According to Full Fact, variations of the advert had been viewed over 510,000 times in total in the last 10 days.

They wrote: "While it’s not technically inaccurate, it may well be misleading—because this isn’t how people normally talk about spending increases, it makes the figure seem comparatively much larger than it really is."

The Conservative Party ran the advert with the claim several times between September 2 and September 9.

BBC journalist Sean Coughlan shared an image of the advert on Twitter. 

The use of the £14 billion figure in the altered headline has been criticised as it relates to the combined spending increase over several years, rather than a yearly increase.
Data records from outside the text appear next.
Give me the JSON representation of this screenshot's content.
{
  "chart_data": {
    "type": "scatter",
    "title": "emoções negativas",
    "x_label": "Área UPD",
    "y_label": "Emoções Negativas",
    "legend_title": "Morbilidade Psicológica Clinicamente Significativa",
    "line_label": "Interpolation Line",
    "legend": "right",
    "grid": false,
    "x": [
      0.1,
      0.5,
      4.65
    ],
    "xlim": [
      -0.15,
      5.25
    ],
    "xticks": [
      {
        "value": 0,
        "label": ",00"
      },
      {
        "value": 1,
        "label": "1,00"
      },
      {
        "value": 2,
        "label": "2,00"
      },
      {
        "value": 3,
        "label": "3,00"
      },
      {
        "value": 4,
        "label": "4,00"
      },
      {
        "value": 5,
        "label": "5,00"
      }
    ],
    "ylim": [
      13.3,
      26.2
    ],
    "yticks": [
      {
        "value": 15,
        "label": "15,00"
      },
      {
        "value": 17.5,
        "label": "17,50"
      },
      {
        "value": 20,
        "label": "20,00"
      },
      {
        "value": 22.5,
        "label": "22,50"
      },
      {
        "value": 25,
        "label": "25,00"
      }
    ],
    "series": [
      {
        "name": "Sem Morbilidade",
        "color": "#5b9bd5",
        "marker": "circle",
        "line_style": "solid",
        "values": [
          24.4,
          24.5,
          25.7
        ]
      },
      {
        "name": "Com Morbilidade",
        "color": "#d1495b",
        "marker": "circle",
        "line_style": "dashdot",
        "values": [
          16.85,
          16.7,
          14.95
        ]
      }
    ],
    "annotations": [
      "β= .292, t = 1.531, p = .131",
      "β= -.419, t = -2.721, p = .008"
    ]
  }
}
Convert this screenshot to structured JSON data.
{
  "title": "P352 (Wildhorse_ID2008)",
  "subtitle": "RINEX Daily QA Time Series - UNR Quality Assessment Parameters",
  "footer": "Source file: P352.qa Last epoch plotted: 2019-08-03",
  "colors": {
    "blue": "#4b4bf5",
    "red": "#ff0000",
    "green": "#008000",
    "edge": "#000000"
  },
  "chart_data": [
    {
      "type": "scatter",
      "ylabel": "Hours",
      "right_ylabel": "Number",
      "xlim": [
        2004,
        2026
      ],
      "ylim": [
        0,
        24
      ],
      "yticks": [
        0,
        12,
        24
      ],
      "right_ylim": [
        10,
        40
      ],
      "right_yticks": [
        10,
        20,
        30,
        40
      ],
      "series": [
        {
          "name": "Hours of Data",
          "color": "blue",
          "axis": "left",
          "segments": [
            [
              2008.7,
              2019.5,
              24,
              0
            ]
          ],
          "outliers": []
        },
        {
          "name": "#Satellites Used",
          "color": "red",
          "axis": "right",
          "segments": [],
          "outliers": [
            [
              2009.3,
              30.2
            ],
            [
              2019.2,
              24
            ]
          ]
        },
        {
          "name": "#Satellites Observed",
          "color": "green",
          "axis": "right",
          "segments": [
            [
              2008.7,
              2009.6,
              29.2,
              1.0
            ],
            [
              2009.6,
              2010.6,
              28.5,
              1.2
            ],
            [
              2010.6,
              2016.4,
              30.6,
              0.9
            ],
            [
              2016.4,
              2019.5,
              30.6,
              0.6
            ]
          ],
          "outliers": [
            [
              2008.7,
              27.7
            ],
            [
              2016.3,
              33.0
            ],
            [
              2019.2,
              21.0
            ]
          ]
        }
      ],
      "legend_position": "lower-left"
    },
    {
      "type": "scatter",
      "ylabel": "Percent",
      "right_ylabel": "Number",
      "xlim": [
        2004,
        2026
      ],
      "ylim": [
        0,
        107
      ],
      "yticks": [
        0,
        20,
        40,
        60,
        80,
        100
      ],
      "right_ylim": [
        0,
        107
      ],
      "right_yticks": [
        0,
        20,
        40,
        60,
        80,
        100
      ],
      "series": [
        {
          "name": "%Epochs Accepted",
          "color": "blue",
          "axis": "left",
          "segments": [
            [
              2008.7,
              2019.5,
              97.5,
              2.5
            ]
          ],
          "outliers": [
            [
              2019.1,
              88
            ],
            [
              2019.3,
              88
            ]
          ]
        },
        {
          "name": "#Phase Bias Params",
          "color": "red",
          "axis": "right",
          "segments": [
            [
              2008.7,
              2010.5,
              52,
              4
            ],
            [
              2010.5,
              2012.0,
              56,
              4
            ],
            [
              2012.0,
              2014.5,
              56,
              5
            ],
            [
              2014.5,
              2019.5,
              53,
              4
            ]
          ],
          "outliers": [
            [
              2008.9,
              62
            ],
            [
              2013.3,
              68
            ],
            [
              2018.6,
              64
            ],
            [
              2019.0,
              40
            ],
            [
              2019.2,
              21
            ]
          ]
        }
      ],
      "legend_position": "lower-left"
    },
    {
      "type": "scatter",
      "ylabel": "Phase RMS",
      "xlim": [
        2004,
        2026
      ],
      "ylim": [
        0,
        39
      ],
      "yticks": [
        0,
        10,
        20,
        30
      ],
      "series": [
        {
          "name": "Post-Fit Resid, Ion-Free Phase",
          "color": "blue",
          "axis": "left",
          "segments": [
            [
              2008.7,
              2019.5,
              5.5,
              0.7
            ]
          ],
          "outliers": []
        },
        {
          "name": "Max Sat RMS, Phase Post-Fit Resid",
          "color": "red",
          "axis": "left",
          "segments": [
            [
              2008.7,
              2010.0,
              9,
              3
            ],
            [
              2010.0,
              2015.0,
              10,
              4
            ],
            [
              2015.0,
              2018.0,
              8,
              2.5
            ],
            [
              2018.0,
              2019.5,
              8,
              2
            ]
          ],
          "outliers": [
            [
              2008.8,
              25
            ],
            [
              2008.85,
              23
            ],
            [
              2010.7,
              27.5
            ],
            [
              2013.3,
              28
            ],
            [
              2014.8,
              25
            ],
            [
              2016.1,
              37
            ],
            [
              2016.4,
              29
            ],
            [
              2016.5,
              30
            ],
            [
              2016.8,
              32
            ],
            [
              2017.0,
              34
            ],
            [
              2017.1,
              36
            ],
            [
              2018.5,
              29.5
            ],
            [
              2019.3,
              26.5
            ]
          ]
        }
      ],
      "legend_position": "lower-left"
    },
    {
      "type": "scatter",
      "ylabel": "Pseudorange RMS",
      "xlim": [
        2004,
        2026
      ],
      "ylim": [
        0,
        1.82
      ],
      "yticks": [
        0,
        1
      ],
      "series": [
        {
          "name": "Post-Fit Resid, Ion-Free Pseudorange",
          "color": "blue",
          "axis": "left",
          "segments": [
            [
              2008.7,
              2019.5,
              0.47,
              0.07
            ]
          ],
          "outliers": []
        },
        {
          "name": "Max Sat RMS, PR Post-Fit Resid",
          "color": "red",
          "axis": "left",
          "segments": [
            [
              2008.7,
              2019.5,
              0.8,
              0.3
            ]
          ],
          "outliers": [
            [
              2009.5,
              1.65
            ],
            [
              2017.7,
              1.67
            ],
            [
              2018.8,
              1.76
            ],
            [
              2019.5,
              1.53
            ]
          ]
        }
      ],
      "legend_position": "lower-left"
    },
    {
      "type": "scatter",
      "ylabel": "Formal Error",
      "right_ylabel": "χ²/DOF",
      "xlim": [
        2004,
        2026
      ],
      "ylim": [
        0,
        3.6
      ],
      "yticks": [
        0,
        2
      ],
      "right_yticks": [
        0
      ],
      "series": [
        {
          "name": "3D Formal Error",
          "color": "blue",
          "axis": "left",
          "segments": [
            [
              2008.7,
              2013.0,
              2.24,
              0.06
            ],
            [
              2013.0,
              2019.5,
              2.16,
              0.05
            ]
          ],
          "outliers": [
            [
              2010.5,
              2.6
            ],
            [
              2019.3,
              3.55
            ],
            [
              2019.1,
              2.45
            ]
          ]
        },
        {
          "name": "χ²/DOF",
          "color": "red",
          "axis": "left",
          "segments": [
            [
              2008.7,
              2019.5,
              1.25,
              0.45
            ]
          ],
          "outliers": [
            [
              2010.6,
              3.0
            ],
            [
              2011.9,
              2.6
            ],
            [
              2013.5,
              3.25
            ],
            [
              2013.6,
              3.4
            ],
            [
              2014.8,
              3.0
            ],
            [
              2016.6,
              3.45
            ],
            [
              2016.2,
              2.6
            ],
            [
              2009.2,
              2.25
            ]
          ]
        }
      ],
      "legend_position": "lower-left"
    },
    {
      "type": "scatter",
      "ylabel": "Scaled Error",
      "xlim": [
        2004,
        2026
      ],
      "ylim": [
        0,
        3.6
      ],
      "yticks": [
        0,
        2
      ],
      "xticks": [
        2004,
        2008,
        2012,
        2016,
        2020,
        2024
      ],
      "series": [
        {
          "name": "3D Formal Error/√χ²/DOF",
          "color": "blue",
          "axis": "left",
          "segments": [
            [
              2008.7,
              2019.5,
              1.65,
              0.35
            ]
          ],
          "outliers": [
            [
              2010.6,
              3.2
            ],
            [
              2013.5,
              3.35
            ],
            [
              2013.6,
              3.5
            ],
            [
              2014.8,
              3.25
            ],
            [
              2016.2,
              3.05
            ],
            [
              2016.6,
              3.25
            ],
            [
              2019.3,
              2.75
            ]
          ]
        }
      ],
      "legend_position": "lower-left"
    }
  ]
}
Standard practice when discussing spending increases is to talk about them on a yearly basis, whereas the £14 billion figure adds together all spending increased between now and 2022/23.

The figure adds together all spending increased between now and 2022/23, whereas the standard practice for discussing spending changes is to talk about them on a yearly basis.

The article linked in the advert also claimed that the £14 billion figure wasn’t entirely accurate.

Robert Cuffe, the BBC’s head of statistics, wrote that the figure was “not normally how we talk about spending increases” and would “make the government seem more generous than it is in fact being.”

A Conservative spokesperson told the BBC: “It was not our intention to misrepresent by using this headline copy with the news link, where the BBC’s £7bn figure is clearly displayed, but we are reviewing how our advert headlines match accompanying links.”